Significance. If the frequency-domain constraint is shown to be independent of the fitted bias parameter and to correctly handle signal-dependent noise after PSF convolution, the work could advance self-supervised deblurring by providing a physics-informed mechanism for bias correction beyond zero-mean assumptions. The multi-frame initialization and pretrain-finetune components offer practical engineering value for stable training under realistic low-light conditions.
major comments (2)
- Abstract: The central claim that a frequency-domain constraint 'inherent to the defocus imaging process' can be enforced via a single learnable noise bias parameter for joint bias correction requires explicit derivation showing independence from the fitted term. The parameter is determined during training on target data, and low-light noise is typically signal-dependent (Poisson-Gaussian); without demonstrating that the constraint remains valid post-convolution with the defocus PSF, the physics guidance risks being circular.

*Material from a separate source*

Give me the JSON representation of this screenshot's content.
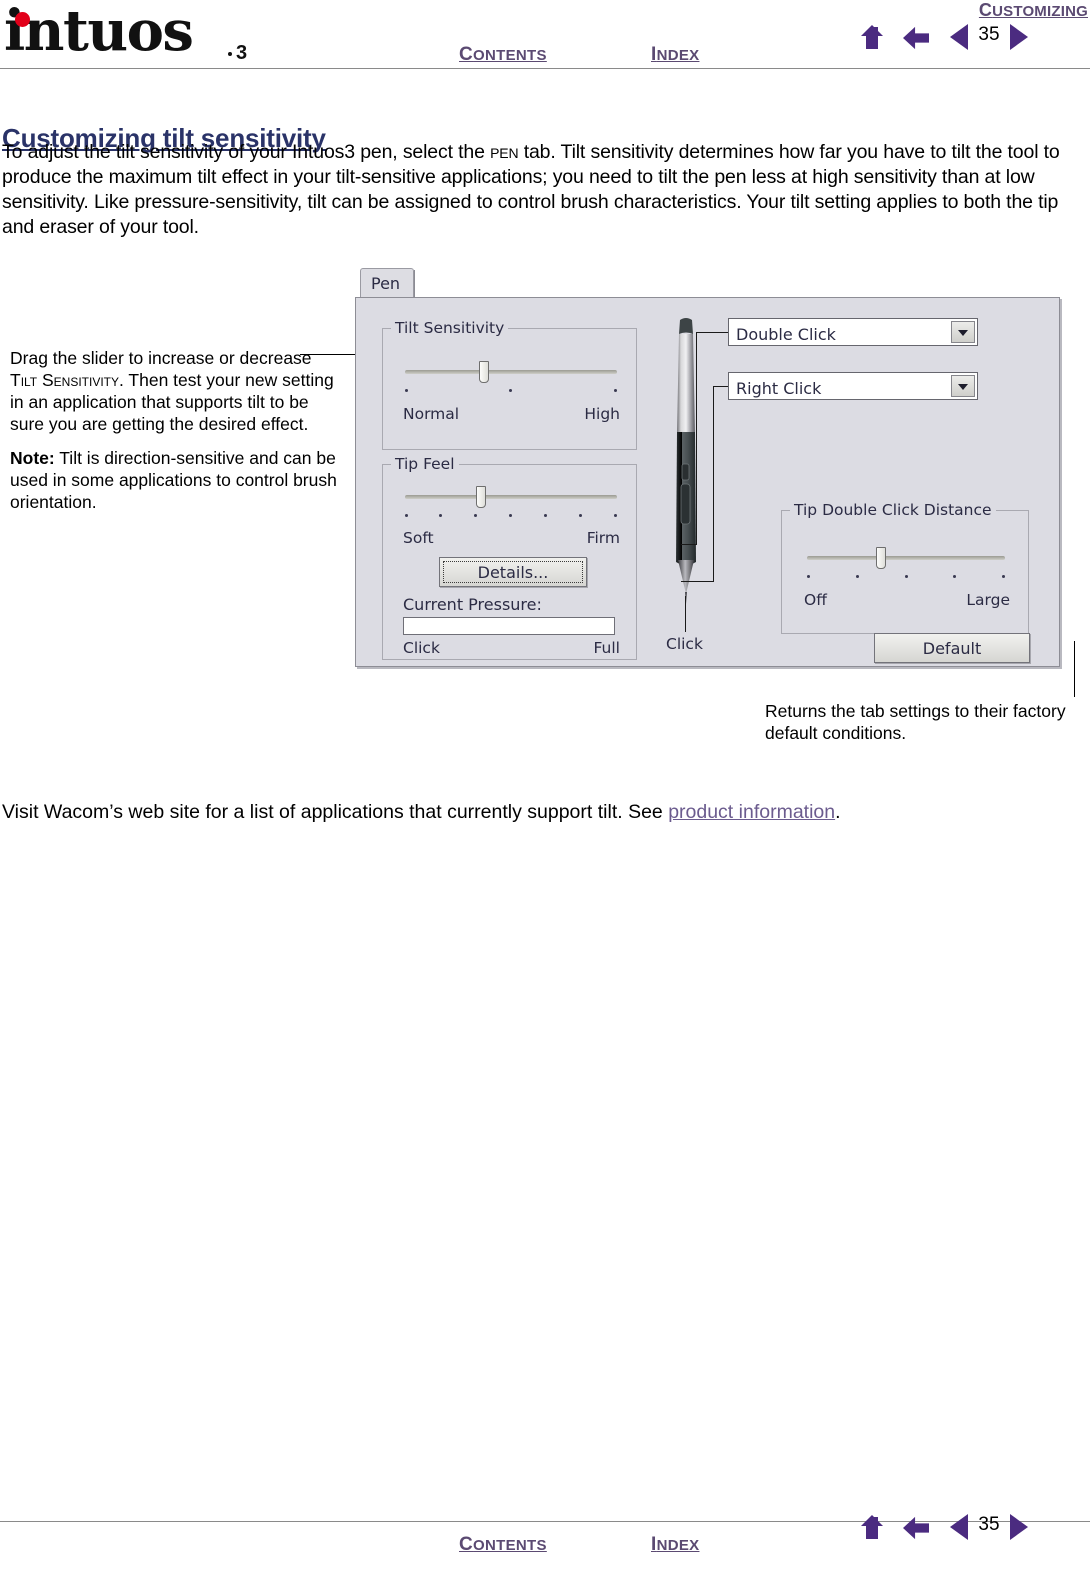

- Abstract (and method description): The multi-frame initialization and pretrain-finetune steps are presented as suppressing biased noise prior to deblurring, but these do not remove the dependency on the learnable bias parameter for enforcing the constraint. Validation that the overall formulation is not merely empirical fitting is load-bearing for the 'physics-guided' claim.
minor comments (1)
- The abstract would benefit from a concise statement of the assumed noise model and the explicit form of the frequency-domain constraint to allow immediate assessment of its applicability to signal-dependent noise.
Simulated Author's Rebuttal
We thank the referee for the constructive feedback, which highlights important aspects of our physics-guided formulation that require further clarification. We address the major comments point by point below and will revise the manuscript to incorporate explicit derivations and additional validation as requested.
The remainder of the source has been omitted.